Now the Doha Round has collapsed without an agriculture agreement. The U.S. refused to cut subsidies unless the Europeans agreed to deeper cuts in tariffs, while the Europeans refused to cut tariffs unless the U.S. agreed to deeper cuts in subsidies. Neither had a strong incentive to reach a consensus, because the biggest beneficiary would be the developing world....

6 Comments:

Anonymous Anonymous said...

Say Kevin, I was browsing the "Anarchist Faq" and came across this section attacking Tucker and mutualism:

http://www.infoshop.org/faq/secG4.html

Do you have any thoughts or commments, in your book or elsewhere?

August 03, 2006 9:17 AM  
Blogger Kevin Carson said...

I've discussed it (especially the central claim that a free market carries inherent accumulation imperatives that would lead to concentration and hierarchy) in several forums. I debated the issue with Iain McKay himself on the anarchy list, with some World Socialists on the SPGB's yahoogroup, and with Tom Wetzen on the old OneUnion email list.

One of these days I might turn it into a blog post.

August 03, 2006 12:33 PM  
Blogger Unknown said...

I also addressed this a bit both in a previous comment in your blog, and in my own reconstruction of that comment:
http://poxyhouses.blogspot.com/2006/07/we-spin-our-wheels-and-webs.html

In a lot of ways, this is one of the main issues of contention between the libertarian and statist left.

August 03, 2006 6:22 PM  
Blogger Unknown said...

sorry, the link just won't post properly due to weird formatting issues.

The name of the post is "we spin our wheels and webs"

August 03, 2006 6:26 PM  
Blogger Kevin Carson said...

Nice post, Adem.
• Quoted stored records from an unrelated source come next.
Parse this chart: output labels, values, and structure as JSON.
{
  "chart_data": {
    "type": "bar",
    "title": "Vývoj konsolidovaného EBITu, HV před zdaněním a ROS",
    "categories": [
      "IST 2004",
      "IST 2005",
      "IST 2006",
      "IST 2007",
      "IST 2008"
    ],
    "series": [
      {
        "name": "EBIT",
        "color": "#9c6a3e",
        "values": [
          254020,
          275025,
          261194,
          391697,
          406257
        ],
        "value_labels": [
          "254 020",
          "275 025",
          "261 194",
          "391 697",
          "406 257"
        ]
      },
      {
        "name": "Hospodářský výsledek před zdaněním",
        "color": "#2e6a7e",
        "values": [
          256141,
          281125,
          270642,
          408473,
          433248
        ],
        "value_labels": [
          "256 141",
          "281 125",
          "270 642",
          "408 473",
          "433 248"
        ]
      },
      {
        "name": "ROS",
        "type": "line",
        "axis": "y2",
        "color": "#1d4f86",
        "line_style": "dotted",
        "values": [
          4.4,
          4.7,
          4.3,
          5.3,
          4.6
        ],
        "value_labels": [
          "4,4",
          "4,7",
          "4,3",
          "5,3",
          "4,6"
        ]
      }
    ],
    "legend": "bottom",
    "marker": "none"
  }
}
I missed it the first time around. The point about profit naturally tending toward zero in a free market regime is a good one. It's important to distinguish, as Jeremy did, between the kind of entrepreneurial profit you were writing about (which is perfectly legitimate), and long-term returns on property resulting from scarcity rents.
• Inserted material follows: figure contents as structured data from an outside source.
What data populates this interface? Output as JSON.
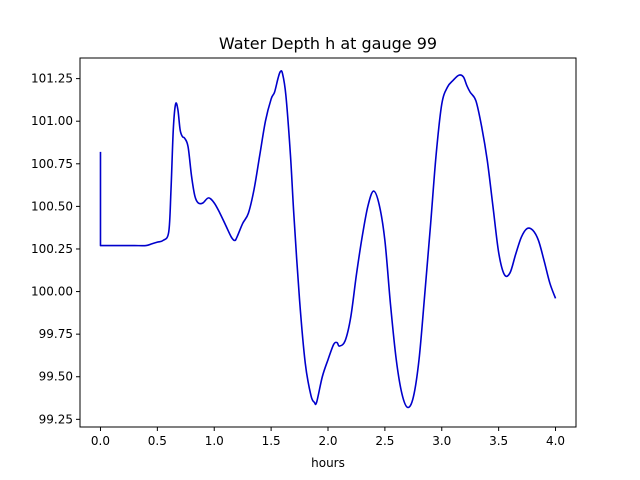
{
  "chart_data": {
    "type": "line",
    "title": "Water Depth h at gauge 99",
    "xlabel": "hours",
    "ylabel": "",
    "xlim": [
      -0.18,
      4.18
    ],
    "ylim": [
      99.205,
      101.371
    ],
    "grid": false,
    "x_ticks": [
      {
        "value": 0.0,
        "label": "0.0"
      },
      {
        "value": 0.5,
        "label": "0.5"
      },
      {
        "value": 1.0,
        "label": "1.0"
      },
      {
        "value": 1.5,
        "label": "1.5"
      },
      {
        "value": 2.0,
        "label": "2.0"
      },
      {
        "value": 2.5,
        "label": "2.5"
      },
      {
        "value": 3.0,
        "label": "3.0"
      },
      {
        "value": 3.5,
        "label": "3.5"
      },
      {
        "value": 4.0,
        "label": "4.0"
      }
    ],
    "y_ticks": [
      {
        "value": 99.25,
        "label": "99.25"
      },
      {
        "value": 99.5,
        "label": "99.50"
      },
      {
        "value": 99.75,
        "label": "99.75"
      },
      {
        "value": 100.0,
        "label": "100.00"
      },
      {
        "value": 100.25,
        "label": "100.25"
      },
      {
        "value": 100.5,
        "label": "100.50"
      },
      {
        "value": 100.75,
        "label": "100.75"
      },
      {
        "value": 101.0,
        "label": "101.00"
      },
      {
        "value": 101.25,
        "label": "101.25"
      }
    ],
    "series": [
      {
        "color": "#0000cc",
        "x": [
          0.0,
          0.0,
          0.1,
          0.2,
          0.3,
          0.4,
          0.45,
          0.5,
          0.55,
          0.6,
          0.62,
          0.64,
          0.66,
          0.68,
          0.7,
          0.72,
          0.74,
          0.77,
          0.8,
          0.83,
          0.86,
          0.9,
          0.95,
          1.0,
          1.05,
          1.1,
          1.15,
          1.18,
          1.2,
          1.25,
          1.3,
          1.35,
          1.4,
          1.45,
          1.5,
          1.53,
          1.56,
          1.58,
          1.6,
          1.63,
          1.67,
          1.7,
          1.75,
          1.8,
          1.85,
          1.88,
          1.9,
          1.95,
          2.0,
          2.05,
          2.08,
          2.1,
          2.15,
          2.2,
          2.25,
          2.3,
          2.35,
          2.4,
          2.45,
          2.5,
          2.55,
          2.6,
          2.65,
          2.7,
          2.75,
          2.8,
          2.85,
          2.9,
          2.95,
          3.0,
          3.05,
          3.1,
          3.15,
          3.19,
          3.22,
          3.25,
          3.3,
          3.35,
          3.4,
          3.45,
          3.5,
          3.55,
          3.6,
          3.65,
          3.7,
          3.75,
          3.8,
          3.85,
          3.9,
          3.95,
          4.0
        ],
        "y": [
          100.82,
          100.27,
          100.27,
          100.27,
          100.27,
          100.27,
          100.28,
          100.29,
          100.3,
          100.35,
          100.6,
          100.95,
          101.1,
          101.07,
          100.95,
          100.91,
          100.9,
          100.85,
          100.68,
          100.56,
          100.52,
          100.52,
          100.55,
          100.52,
          100.46,
          100.39,
          100.32,
          100.3,
          100.32,
          100.4,
          100.46,
          100.6,
          100.8,
          101.0,
          101.13,
          101.17,
          101.25,
          101.29,
          101.28,
          101.15,
          100.8,
          100.45,
          99.95,
          99.58,
          99.39,
          99.35,
          99.35,
          99.5,
          99.6,
          99.69,
          99.7,
          99.68,
          99.71,
          99.85,
          100.1,
          100.32,
          100.5,
          100.59,
          100.51,
          100.3,
          99.92,
          99.6,
          99.4,
          99.32,
          99.38,
          99.6,
          99.98,
          100.38,
          100.8,
          101.1,
          101.2,
          101.24,
          101.27,
          101.26,
          101.21,
          101.17,
          101.12,
          100.97,
          100.77,
          100.5,
          100.23,
          100.1,
          100.11,
          100.22,
          100.32,
          100.37,
          100.36,
          100.3,
          100.18,
          100.05,
          99.96
        ]
      }
    ]
  }
}
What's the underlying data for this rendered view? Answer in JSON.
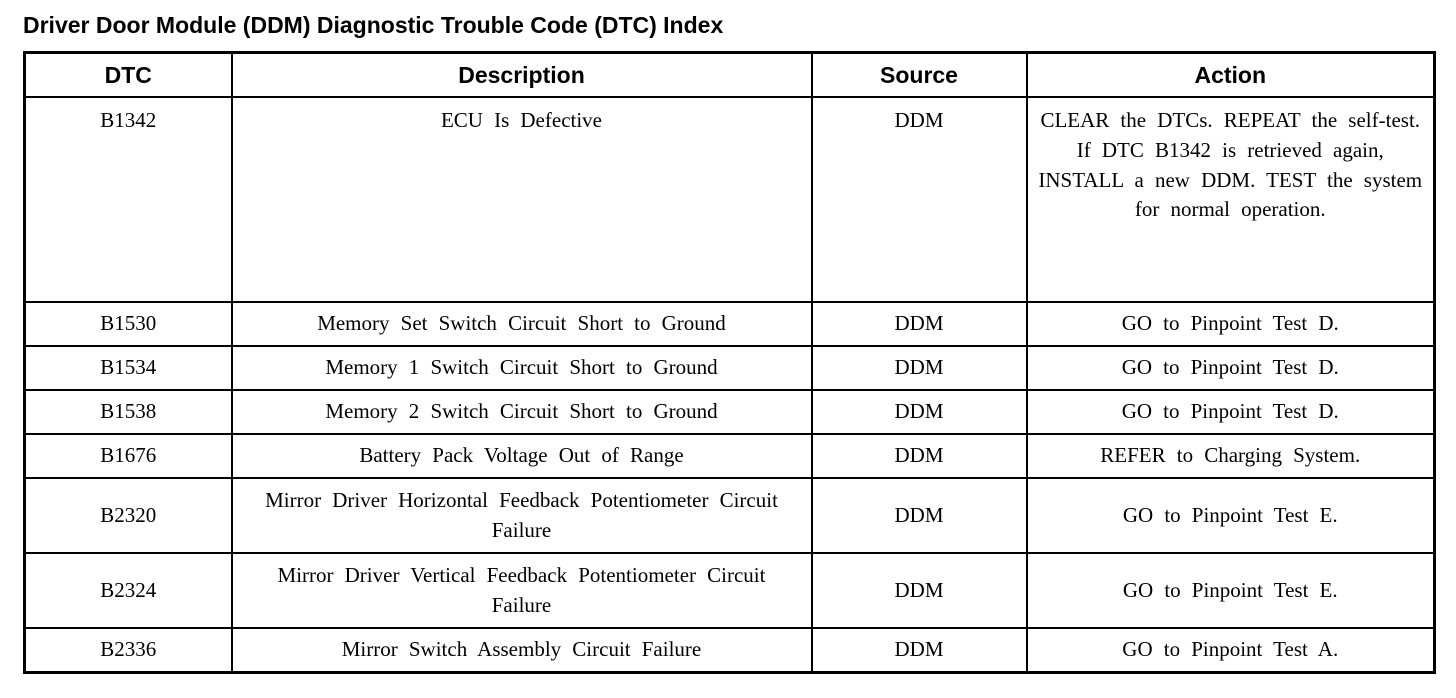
{
  "page": {
    "title": "Driver Door Module (DDM) Diagnostic Trouble Code (DTC) Index"
  },
  "table": {
    "headers": {
      "dtc": "DTC",
      "description": "Description",
      "source": "Source",
      "action": "Action"
    },
    "rows": [
      {
        "dtc": "B1342",
        "description": "ECU Is Defective",
        "source": "DDM",
        "action": "CLEAR the DTCs. REPEAT the self-test. If DTC B1342 is retrieved again, INSTALL a new DDM. TEST the system for normal operation."
      },
      {
        "dtc": "B1530",
        "description": "Memory Set Switch Circuit Short to Ground",
        "source": "DDM",
        "action": "GO to Pinpoint Test D."
      },
      {
        "dtc": "B1534",
        "description": "Memory 1 Switch Circuit Short to Ground",
        "source": "DDM",
        "action": "GO to Pinpoint Test D."
      },
      {
        "dtc": "B1538",
        "description": "Memory 2 Switch Circuit Short to Ground",
        "source": "DDM",
        "action": "GO to Pinpoint Test D."
      },
      {
        "dtc": "B1676",
        "description": "Battery Pack Voltage Out of Range",
        "source": "DDM",
        "action": "REFER to Charging System."
      },
      {
        "dtc": "B2320",
        "description": "Mirror Driver Horizontal Feedback Potentiometer Circuit Failure",
        "source": "DDM",
        "action": "GO to Pinpoint Test E."
      },
      {
        "dtc": "B2324",
        "description": "Mirror Driver Vertical Feedback Potentiometer Circuit Failure",
        "source": "DDM",
        "action": "GO to Pinpoint Test E."
      },
      {
        "dtc": "B2336",
        "description": "Mirror Switch Assembly Circuit Failure",
        "source": "DDM",
        "action": "GO to Pinpoint Test A."
      }
    ]
  }
}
August 03, 2006 11:20 PM  
Anonymous Anonymous said...

Kevin,

I don't know if you've seen it, but there was an article in Rolling Stone (IIRC) a few years (at least 5) ago about the high price of land in silicon valley. The author referenced a study of the industrial revolution in England that discovered that 30 years out from the "boom", the only class that retained significant wealth from the revolution was the land-owning class. The entrepreneurs had almost all subsequently busted on one venture or another.

I'm going to look for that study myself - I'll let you know if I come up with anything.